2) A transition region is provided on each of the low-speed low-load region side and the high-load region side of the medium-load region, and in the combustion mode switching means, the operation region is on the low-speed low load region side. The fuel injection timing is retarded within the auto-ignition possible range as the vehicle approaches the low-speed low-load region,
Also, the fuel injection timing is advanced in a self-ignitable range as it approaches the high load region when in the transition region on the high load side.

[0014]

DETAILED DESCRIPTION OF THE PREFERRED EMBODIMENTS An embodiment of the present invention will be described below with reference to the drawings. 1 to 8 show a first embodiment of the present invention. FIG. 1 shows a vertical sectional view of a spark ignition type two-cycle engine.

1 is a spark ignition type two-stroke engine, 2 is a crankcase, 3 is a cylinder block,
Is a cylinder head, in which a piston 6 is slidably fitted in a cylinder bore 5 formed in the cylinder block 3, and the piston 6 and a crankshaft 7 are connected to each other via a connecting rod 8. The crankshaft 7 is driven to rotate in conjunction with the vertical movement of the crankshaft.

An intake port 9 is opened in the crank chamber 2a. The intake port 9 communicates with an intake passage 10 in which a throttle valve (not shown) is provided halfway.

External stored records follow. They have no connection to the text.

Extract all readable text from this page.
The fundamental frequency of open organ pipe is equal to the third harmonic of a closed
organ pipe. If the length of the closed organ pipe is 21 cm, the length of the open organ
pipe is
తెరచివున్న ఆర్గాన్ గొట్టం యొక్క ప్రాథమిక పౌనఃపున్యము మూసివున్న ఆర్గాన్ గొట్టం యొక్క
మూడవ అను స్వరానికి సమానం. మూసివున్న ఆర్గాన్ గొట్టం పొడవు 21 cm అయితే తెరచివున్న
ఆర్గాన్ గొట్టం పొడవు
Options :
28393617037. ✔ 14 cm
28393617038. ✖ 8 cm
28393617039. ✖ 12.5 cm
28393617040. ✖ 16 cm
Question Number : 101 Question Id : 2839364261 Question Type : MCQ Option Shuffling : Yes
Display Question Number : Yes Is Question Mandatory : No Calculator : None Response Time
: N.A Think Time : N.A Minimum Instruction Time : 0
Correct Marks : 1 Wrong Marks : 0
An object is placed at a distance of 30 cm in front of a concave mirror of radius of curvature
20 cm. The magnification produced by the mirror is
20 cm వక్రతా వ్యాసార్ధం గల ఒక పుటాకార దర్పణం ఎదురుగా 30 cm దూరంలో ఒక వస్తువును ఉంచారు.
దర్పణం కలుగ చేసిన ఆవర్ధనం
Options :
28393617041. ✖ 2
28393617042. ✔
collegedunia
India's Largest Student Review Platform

The cylinder block 3 includes a crank chamber 2a.
A scavenging passage 11 that communicates with the cylinder bore 5 is formed, and a scavenging port 11 a of the scavenging passage 11 is opened to the cylinder bore 5. Further, an exhaust port 12 a of the exhaust passage 12 is opened in the cylinder bore 5.

A combustion chamber 14 is formed at a substantially central top surface above the cylinder bore 5. The combustion chamber 14 is formed on the bottom surface of the cylinder head 4, and a spark plug 16 is fixed substantially at the center of the combustion chamber 14, and the ignition portion is exposed to the combustion chamber 14.

An in-cylinder injector 15 whose injection hole is exposed in a squish area formed around the combustion chamber 14 is fixedly provided on one side of the cylinder head 4. A cavity 6a for guiding the fuel injected from the injector 15 is formed.

As the piston 6 rises, the scavenging port 11a and the exhaust port 12a opened in the cylinder bore 5 are first closed, and then the exhaust port 12a is closed. On the other hand, when the piston 6 descends, the exhaust port 12a opens first, and
Next, the scavenging port 11a is opened.

An exhaust control valve 17 is interposed in the exhaust port 12a. As shown in FIG.
Is formed by bending a flat plate into a U-shape, and has a support hole 17b formed at the tip of a flange portion 17a formed on both sides. Further, the front surface of the exhaust control valve 17 is curved in an arc shape centering on the support hole 17b.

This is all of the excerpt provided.